HCI: What are some of the things you’re looking forward to doing in the future with quality reporting?
Basch: The thing that we’re looking forward to now is getting that kind of clarity and acceptance of the report view of oneself. Clinicians have to take a good long look in the quality mirror, and if there’s a problem with the data, then let us know, so we can see if we’re not capturing something appropriately. The willingness to use it as a guide will move toward better quality. If there’s not that trust, then it’s really hard to use information to guide you in future care.
Another thing we’re doing now is starting with the basics. Certainly, there are a lot of sophisticated things that can be done, but I think if we should start with the basics: cancer screening and chronic care management for diabetes, heart disease, asthma. We can then begin to pull all of our providers, who are not performing as well, higher, and do that relatively quickly.

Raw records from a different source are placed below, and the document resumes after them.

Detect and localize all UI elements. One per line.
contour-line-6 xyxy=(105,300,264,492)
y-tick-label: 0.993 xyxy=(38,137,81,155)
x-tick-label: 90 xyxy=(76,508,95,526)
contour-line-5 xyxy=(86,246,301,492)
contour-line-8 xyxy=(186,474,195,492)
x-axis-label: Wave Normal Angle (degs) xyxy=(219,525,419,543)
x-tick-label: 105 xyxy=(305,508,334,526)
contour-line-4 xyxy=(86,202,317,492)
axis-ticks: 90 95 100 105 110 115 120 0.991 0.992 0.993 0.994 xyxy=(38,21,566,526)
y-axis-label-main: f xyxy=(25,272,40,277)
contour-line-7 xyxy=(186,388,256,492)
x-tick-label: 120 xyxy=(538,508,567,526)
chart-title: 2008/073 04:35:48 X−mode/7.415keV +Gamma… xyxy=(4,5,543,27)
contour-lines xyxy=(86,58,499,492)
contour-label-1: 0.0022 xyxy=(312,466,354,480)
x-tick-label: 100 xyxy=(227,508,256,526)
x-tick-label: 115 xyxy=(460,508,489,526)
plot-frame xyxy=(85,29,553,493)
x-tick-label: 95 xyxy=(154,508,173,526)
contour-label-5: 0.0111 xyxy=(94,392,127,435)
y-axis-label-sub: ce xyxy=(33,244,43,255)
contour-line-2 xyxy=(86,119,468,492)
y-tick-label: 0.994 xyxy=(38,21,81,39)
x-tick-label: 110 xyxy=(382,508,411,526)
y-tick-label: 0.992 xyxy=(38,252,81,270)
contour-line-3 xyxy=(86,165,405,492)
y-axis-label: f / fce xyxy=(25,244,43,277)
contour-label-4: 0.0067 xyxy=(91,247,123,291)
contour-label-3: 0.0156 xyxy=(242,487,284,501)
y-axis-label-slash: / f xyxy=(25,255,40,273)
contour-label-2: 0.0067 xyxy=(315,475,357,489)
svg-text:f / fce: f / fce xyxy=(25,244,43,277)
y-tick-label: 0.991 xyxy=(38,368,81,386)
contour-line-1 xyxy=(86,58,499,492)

A third thing I look forward to over the next year is scanning our data for who are our outliers and top performers. And work with them in their practices and with the data to figure out if we can find other examples, aside from the one I talked about with diabetes, of changing practice style, engaging patients differently, or using the practice unit differently. [This will] help us not just push up from the bottom, but to pull from the top, to see if we can globalize a best practice, so that we can in a relatively short time see within our health system a sea of top performers.